The Robbers has been censured, as a production baneful to society. The rigour of the Germanic institution prohibited the exhibition of it, and, under pain of imprisonment, the author was forbidden the use of his pen. As a most elegant and ample vindication, however, of the general principles it contains, is given in the preface, I shall content myself with particularizing some few passages, at once fraught with humanity and goodness.

After the formidable and tremendous rescue of Roller from the hands of the executioner, the conversation in the second act, between Moor and Schufterle, proclaim how abhorrent were the feelings of the former, from the monstrous barbarity of the latter.

"SWITZER. Schufterle, can you tell how many were killed?

"SCHUFTERLE. Eighty-three, they say-the steeple crushed sixty of them to deatlt.

"MOOR. (In a very serious tone.) Roller, you were dearly bought!:

"SCHUFTERLE. Pah, pah! what signifies all that? indeed, if they had been men-but they

were mere babies in leading-strings-mere bantlings-or old mother Shiptons, their nursesand perhaps a few poor atomies that had not strength to crawl to their doors-all that had any soul or spirit in them were at the show'twas the mere scum, the dregs that stayed at home.

"MOOR. Poor wretches! the old-the decrepit-and the infants!

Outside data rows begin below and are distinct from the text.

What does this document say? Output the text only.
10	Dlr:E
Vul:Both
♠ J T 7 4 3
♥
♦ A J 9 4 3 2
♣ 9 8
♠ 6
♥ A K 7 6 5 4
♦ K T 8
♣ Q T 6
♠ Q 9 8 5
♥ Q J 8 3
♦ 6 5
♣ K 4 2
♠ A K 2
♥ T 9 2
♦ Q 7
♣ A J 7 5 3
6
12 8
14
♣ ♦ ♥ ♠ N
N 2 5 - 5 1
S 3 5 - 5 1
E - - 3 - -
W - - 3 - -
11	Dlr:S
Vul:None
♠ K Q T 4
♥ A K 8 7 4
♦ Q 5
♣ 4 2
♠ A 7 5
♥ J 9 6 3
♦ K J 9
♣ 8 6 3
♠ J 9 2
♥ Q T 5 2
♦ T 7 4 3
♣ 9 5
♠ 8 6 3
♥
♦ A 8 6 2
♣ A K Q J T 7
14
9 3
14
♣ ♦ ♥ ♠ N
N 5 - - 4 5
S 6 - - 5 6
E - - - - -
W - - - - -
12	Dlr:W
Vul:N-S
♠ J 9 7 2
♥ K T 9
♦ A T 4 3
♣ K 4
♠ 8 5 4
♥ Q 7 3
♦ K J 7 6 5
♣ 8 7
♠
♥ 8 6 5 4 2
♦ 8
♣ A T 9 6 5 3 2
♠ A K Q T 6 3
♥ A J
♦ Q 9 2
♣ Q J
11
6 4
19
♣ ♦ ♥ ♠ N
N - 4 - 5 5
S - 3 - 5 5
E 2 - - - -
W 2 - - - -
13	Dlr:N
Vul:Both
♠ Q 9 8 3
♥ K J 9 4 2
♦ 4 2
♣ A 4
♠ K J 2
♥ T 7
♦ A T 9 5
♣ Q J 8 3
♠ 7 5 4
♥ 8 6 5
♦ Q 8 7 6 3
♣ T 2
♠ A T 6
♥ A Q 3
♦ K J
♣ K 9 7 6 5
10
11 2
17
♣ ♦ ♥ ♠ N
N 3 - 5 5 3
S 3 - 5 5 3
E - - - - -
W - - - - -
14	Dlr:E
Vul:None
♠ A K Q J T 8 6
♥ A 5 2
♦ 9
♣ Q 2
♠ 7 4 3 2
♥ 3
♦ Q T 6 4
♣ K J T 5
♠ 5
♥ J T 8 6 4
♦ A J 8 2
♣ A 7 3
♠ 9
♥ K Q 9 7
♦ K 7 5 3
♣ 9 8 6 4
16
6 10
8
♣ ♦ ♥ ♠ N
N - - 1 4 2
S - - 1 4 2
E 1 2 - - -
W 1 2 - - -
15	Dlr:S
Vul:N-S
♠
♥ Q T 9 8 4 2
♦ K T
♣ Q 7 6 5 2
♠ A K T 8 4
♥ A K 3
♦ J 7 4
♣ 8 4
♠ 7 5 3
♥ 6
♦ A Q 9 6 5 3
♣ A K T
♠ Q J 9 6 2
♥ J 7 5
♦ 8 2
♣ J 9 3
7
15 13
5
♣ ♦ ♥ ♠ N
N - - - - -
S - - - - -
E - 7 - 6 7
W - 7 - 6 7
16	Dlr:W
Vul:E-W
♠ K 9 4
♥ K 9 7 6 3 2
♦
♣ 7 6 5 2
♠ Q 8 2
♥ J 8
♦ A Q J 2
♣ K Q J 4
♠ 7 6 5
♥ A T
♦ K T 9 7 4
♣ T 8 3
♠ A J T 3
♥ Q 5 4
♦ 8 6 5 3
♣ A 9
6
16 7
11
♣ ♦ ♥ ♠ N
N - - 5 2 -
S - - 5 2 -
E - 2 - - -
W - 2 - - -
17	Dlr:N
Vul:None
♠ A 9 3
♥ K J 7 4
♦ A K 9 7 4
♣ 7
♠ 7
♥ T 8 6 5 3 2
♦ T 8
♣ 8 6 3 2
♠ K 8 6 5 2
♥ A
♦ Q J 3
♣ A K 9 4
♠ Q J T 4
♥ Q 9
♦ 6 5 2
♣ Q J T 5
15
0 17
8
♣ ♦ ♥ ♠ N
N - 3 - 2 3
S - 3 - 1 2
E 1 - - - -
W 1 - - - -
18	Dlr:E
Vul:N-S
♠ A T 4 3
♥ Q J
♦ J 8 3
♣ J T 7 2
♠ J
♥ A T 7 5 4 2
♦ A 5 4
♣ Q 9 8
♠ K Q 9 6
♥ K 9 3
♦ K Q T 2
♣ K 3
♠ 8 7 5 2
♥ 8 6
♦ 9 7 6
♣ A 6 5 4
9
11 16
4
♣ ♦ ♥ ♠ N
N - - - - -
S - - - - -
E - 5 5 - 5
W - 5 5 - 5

"SCHUFTERLE. Ay-Devil burn 'em! a few sick wretches too-women in labour, perhaps, or just at the down-lying-Ha! ha! in passing one of these little barracks, I heard something squalling-I peeped in, and what do you think it was? a child-a stout little rogue, that lay on the floor beneath the table, and the fire just catching it!-Poor little fellow, said I, you are starving for cold there-and so I chucked him into the fire!

"MOOR. Did you so, Schufterle? May that fire consume your body and soul, to all eternity! Out of my sight, you monster! never to be seen in my troop again!"

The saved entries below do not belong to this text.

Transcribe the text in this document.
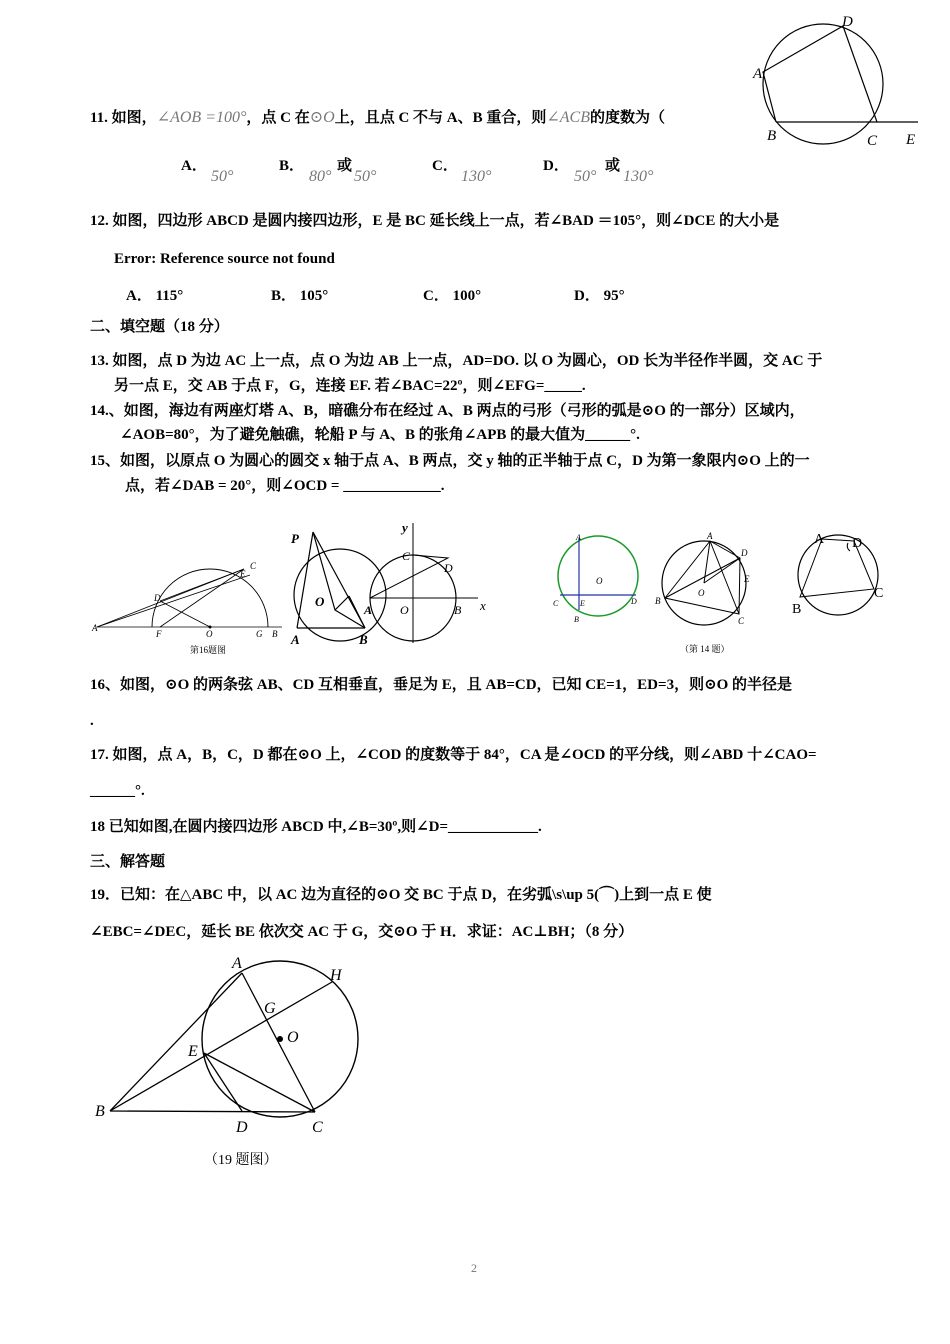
D
A
B	C E
11. 如图，∠AOB =100°，点 C 在⊙O上，且点 C 不与 A、B 重合，则∠ACB的度数为（
A．
50°
B．
80°
或
50°
C．
130°
D．
50°
或
130°
12. 如图，四边形 ABCD 是圆内接四边形，E 是 BC 延长线上一点，若∠BAD ＝105°，则∠DCE 的大小是
Error: Reference source not found
A． 115°	B． 105°	C． 100°	D． 95°
二、填空题（18 分）
13. 如图，点 D 为边 AC 上一点，点 O 为边 AB 上一点，AD=DO. 以 O 为圆心，OD 长为半径作半圆，交 AC 于
另一点 E，交 AB 于点 F，G，连接 EF. 若∠BAC=22º，则∠EFG=_____.
14.、如图，海边有两座灯塔 A、B，暗礁分布在经过 A、B 两点的弓形（弓形的弧是⊙O 的一部分）区域内，
∠AOB=80°，为了避免触礁，轮船 P 与 A、B 的张角∠APB 的最大值为______°.
15、如图，以原点 O 为圆心的圆交 x 轴于点 A、B 两点，交 y 轴的正半轴于点 C，D 为第一象限内⊙O 上的一
点，若∠DAB = 20°，则∠OCD = _____________.
A
B
C
D
E
F	O	G
第16题图
P
O
A	B
y
C
D
A O	B x
A
O
C	E	D
B
A
D
B
O
C
E
（第 14 题）
A D
B
C
16、如图，⊙O 的两条弦 AB、CD 互相垂直，垂足为 E，且 AB=CD，已知 CE=1，ED=3，则⊙O 的半径是
.
17. 如图，点 A，B，C，D 都在⊙O 上，∠COD 的度数等于 84°，CA 是∠OCD 的平分线，则∠ABD 十∠CAO=
______°.
18 已知如图,在圆内接四边形 ABCD 中,∠B=30º,则∠D=____________.
三、解答题
19．已知：在△ABC 中，以 AC 边为直径的⊙O 交 BC 于点 D，在劣弧\s\up 5(⌒)上到一点 E 使
∠EBC=∠DEC，延长 BE 依次交 AC 于 G，交⊙O 于 H．求证：AC⊥BH；（8 分）
A
H
G
O
E
B
D	C
（19 题图）
2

I have already been too liberal in quotation; for this reason I must satisfy myself, however unwillingly, with only referring my readers to a very fine soliloquy of Moor, in the fourth act, when the robbers are all asleep; it reminds us

of that celebrated one in Cato on the same occasion. "A long, long night! on which no morrow e'er shall dawn.-(Holding a pistol to his forehead.)-This little tube unites eternity to time! This awful key will shut the prisondoor of life, and open up the regions of futurity. Tell me! Oh tell! to what unknown, what stranger coasts thou shalt conduct me! The soul recoils within herself, and shrinks with terror from that dreadful thought."

Thus Cato:

-Why shrinks the soul

Back on herself, and startles at destruction?

Through what variety of untried being,

Through what new scenes and changes must we pass?
The wide, th' unbounded prospect lies before me,
But shadows, clouds, and darkness rest upon it.*

The reasonings of the two heroes, however, lead to opposite determinations: Cato falls upon his sword, whilst Moor throws away his pistol, "And shall I then rush to death, through slavish dread of living here in torment-No-I will bear it all. My pride shall conquer sufferance -let my destiny be accomplished."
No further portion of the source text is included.